Огладываясь назад, Арнхильд выделяет несколько смыслов, которые заключали в себе симптомы болезни. И с точки зрения нарративной практики, мы могли бы назвать их действиями в ответ на тяжелые, а иногда непереносимые обстоятельства.
Другим симптомом были символические визуальные галлюцинации, которые появлялись в определенных условиях. Их Арнхильд позже рассматривала как некий содержательный язык. Так, волки «приходили» в ситуациях, связанных со школой, и других, когда Арнхильд «чувствовала себя брошенной „на съедение волкам“». Хищные птицы, нападавшие сверху, появлялись только в отделении, где была жесткая иерархия и Арнхильд чувствовала себя «совсем маленькой». Мы можем рассматривать появление волков или птиц как ответ на невыносимую внешнюю ситуацию и внутреннюю боль, способ выразить и пережить невыразимое, трудно переживаемое. Кажется, что беседы экстернализации и в этом случае могли бы помочь лучше понять тот содержательный язык, на котором говорили симптомы.
В этих примерах мы можем увидеть, что проявления, которые воспринимаются единственно как симптомы, помогали Арнхильд сохранять связь с ценностями и с предпочитаемой идентичностью — такой Арнхильд, которая может заботиться о родных и может проявлять свою волю.
В отделении нельзя сказать «я не хочу на зарядку / убирать комнату / стирать», но можно проявить симптом, и тогда тебе разрешат этого не делать. Нельзя сказать: «Мне страшно, я хочу внимания и чтобы со мной поговорили / посидели рядом», но сиделка точно придет, если у человека случится приступ.
«Важной частью моего лечение было то, что оно давало мне пространство, чтобы понять свои симптомы и дозреть до того момента, когда образы и чувства обретут словесное выражение, перестав быть непонятной картинкой. Другая, столь же важная часть лечения заключалась в том, чтобы я поняла мир и свое место в мире».
Что же помогало Арнхильд снижать влияние болезни, замечать альтернативные истории и укреплять связь со своими предпочитаемыми идентичностями?
И это были мама и сестра, которые не переставали верить в Арнхильд.
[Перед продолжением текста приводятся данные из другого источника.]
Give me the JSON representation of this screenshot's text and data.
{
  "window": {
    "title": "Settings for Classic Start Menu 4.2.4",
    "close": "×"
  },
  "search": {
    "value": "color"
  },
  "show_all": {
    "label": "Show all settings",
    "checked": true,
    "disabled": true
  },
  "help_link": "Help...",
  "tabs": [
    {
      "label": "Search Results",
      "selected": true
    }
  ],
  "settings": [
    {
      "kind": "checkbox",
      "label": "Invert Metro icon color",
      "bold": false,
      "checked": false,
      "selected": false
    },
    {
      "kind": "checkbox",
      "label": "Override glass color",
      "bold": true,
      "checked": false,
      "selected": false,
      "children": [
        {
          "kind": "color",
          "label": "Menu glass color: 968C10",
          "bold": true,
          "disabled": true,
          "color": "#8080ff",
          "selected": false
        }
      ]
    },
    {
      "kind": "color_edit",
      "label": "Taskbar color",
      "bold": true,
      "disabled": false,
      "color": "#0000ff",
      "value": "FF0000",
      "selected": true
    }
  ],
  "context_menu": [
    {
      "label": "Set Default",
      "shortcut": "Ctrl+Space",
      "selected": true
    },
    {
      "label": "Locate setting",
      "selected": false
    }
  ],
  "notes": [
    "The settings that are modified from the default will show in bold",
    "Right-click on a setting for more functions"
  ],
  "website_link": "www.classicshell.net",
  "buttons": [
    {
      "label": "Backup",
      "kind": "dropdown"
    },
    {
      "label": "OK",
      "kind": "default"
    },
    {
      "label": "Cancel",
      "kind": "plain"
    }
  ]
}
Однажды Арнхильд отпустили в гости домой. Маму предупредили, что нужно подготовить картонную посуду — стеклянную Арнхильд разобьет, чтобы причинить себе вред. Что же сделала мама?
„Ты моя дочка, Арнхильд. Ты по-прежнему ценишь красивые вещи, бережно относишься к тому, чем дорожит твоя семья, к ее традициям и к таким важным вещам, как красота. Ты никогда не можешь дойти до такого сумасшествия, чтобы перебить красивые и ценные вещи, и никогда болезнь не овладеет тобой настолько, чтобы ты перестала ценить привычную тебе с детства красоту. Здесь, дома, ты не пациентка с диагнозом шизофрения, здесь ты Арнхильд“».
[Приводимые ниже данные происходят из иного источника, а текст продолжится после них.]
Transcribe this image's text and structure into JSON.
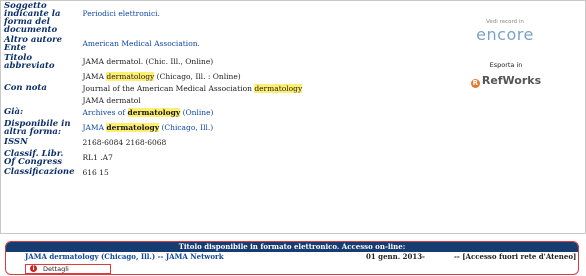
{
  "record": {
    "rows": [
      {
        "label": "Soggetto indicante la forma del documento",
        "value": "Periodici elettronici."
      },
      {
        "label": "Altro autore Ente",
        "value": "American Medical Association."
      },
      {
        "label": "Titolo abbreviato",
        "value": "JAMA dermatol. (Chic. Ill., Online)"
      },
      {
        "label": "",
        "value_prefix": "JAMA ",
        "value_hl": "dermatology",
        "value_suffix": " (Chicago, Ill. : Online)"
      },
      {
        "label": "Con nota",
        "value_prefix": "Journal of the American Medical Association ",
        "value_hl": "dermatology",
        "value_suffix": ""
      },
      {
        "label": "",
        "value": "JAMA dermatol"
      },
      {
        "label": "Già:",
        "value_prefix": "Archives of ",
        "value_hl": "dermatology",
        "value_suffix": " (Online)"
      },
      {
        "label": "Disponibile in altra forma:",
        "value_prefix": "JAMA ",
        "value_hl": "dermatology",
        "value_suffix": " (Chicago, Ill.)"
      },
      {
        "label": "ISSN",
        "value": "2168-6084 2168-6068"
      },
      {
        "label": "Classif. Libr. Of Congress",
        "value": "RL1 .A7"
      },
      {
        "label": "Classificazione",
        "value": "616 15"
      }
    ]
  },
  "side": {
    "encore_small": "Vedi record in",
    "encore_big": "encore",
    "refworks_small": "Esporta in",
    "refworks_big": "RefWorks",
    "refworks_icon_letter": "R"
  },
  "online": {
    "header": "Titolo disponibile in formato elettronico. Accesso on-line:",
    "link_text": "JAMA dermatology (Chicago, Ill.) -- JAMA Network",
    "date": "01 genn. 2013-",
    "access": "-- [Accesso fuori rete d'Ateneo]",
    "details_label": "Dettagli",
    "details_icon": "i"
  },
  "colors": {
    "label_blue": "#0b2f6b",
    "link_blue": "#0f47a3",
    "highlight": "#ffef70",
    "header_bg": "#173c72",
    "accent_red": "#e23a3a"
  }
}
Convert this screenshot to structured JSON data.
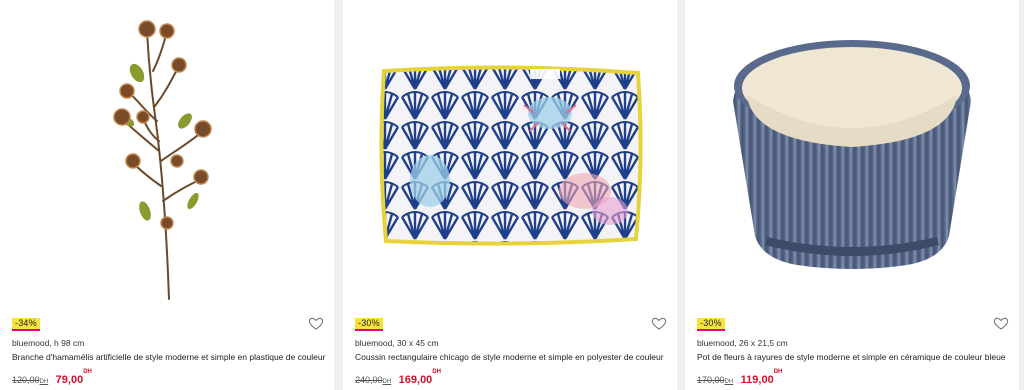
{
  "products": [
    {
      "badge": "-34%",
      "brand_line": "bluemood, h 98 cm",
      "title": "Branche d'hamamélis artificielle de style moderne et simple en plastique de couleur",
      "old_price": "120,00",
      "old_currency": "DH",
      "new_price": "79,00",
      "new_currency": "DH",
      "image": "artificial-witch-hazel-branch",
      "wishlist_icon": "heart-icon"
    },
    {
      "badge": "-30%",
      "brand_line": "bluemood, 30 x 45 cm",
      "title": "Coussin rectangulaire chicago de style moderne et simple en polyester de couleur",
      "old_price": "240,00",
      "old_currency": "DH",
      "new_price": "169,00",
      "new_currency": "DH",
      "image": "blue-patterned-cushion",
      "wishlist_icon": "heart-icon"
    },
    {
      "badge": "-30%",
      "brand_line": "bluemood, 26 x 21,5 cm",
      "title": "Pot de fleurs à rayures de style moderne et simple en céramique de couleur bleue",
      "old_price": "170,00",
      "old_currency": "DH",
      "new_price": "119,00",
      "new_currency": "DH",
      "image": "blue-ceramic-flower-pot",
      "wishlist_icon": "heart-icon"
    }
  ],
  "colors": {
    "badge_bg": "#f5e33b",
    "badge_underline": "#e6007e",
    "sale_price": "#d4102a"
  }
}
«Остаток вечера и ночь я вела себя спокойно и обошлась без успокоительных лекарств. И хотя я совершенно ясно сознавала, в какой хаос превратилась моя жизнь, и хотя мной по-прежнему владело отчаяние, и я чувствовала себя очень несчастной как при мысли, что я еще жива, так и при мысли, что чуть не умерла, я все же сумела как-то взять себя в руки и вести себя вполне прилично. Со мной обошлись вежливо и уважительно. Меня выслушали и отнеслись ко мне серьезно. Со мной обращались как с человеком, с которым можно разговаривать и договариваться о чем-то».
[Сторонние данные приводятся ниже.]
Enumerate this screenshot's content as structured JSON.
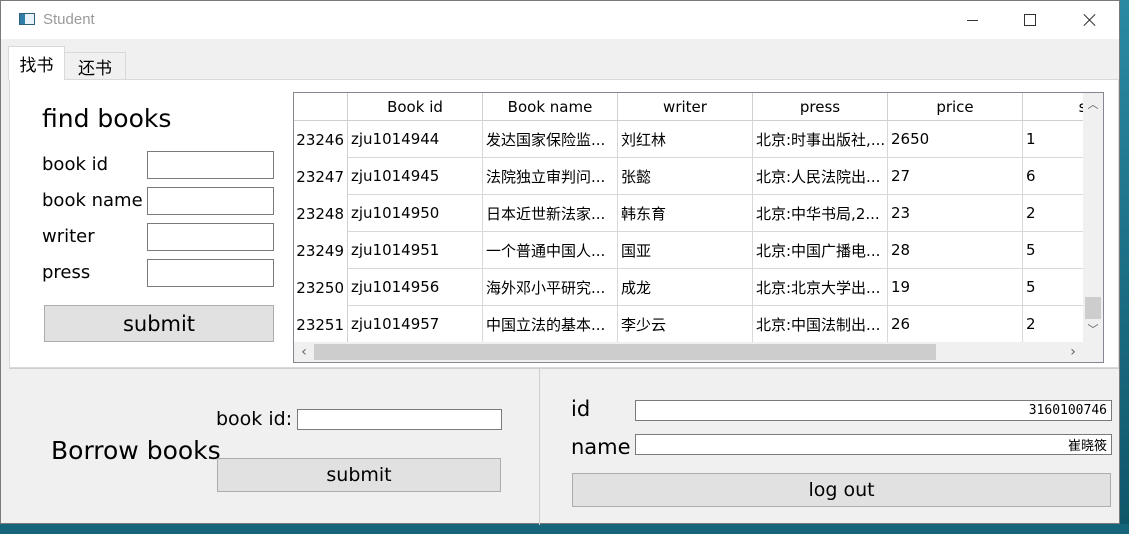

Так работает авторство — и нарративная практика. Мы не можем изменить произошедшие события и некоторые обстоятельства. Но мы можем вплести их в свою предпочитаемую историю, в которой они станут лишь элементами, частью узора, ритм и смысл которого определяются нашими действиями и ответами, нашими качествами, умениями и навыками, нашими намерениями и ценностями, надеждами и мечтами, принципами и добровольно взятыми на себя обязательствами.
«Не потому что моя история справедлива для всех и для каждого, — говорит Арнхильд. — Но потому что мой опыт показал мне, что нет никаких „мы“ и „они“. Все мы просто люди. Все мы разные. И все в основе своей одинаковы».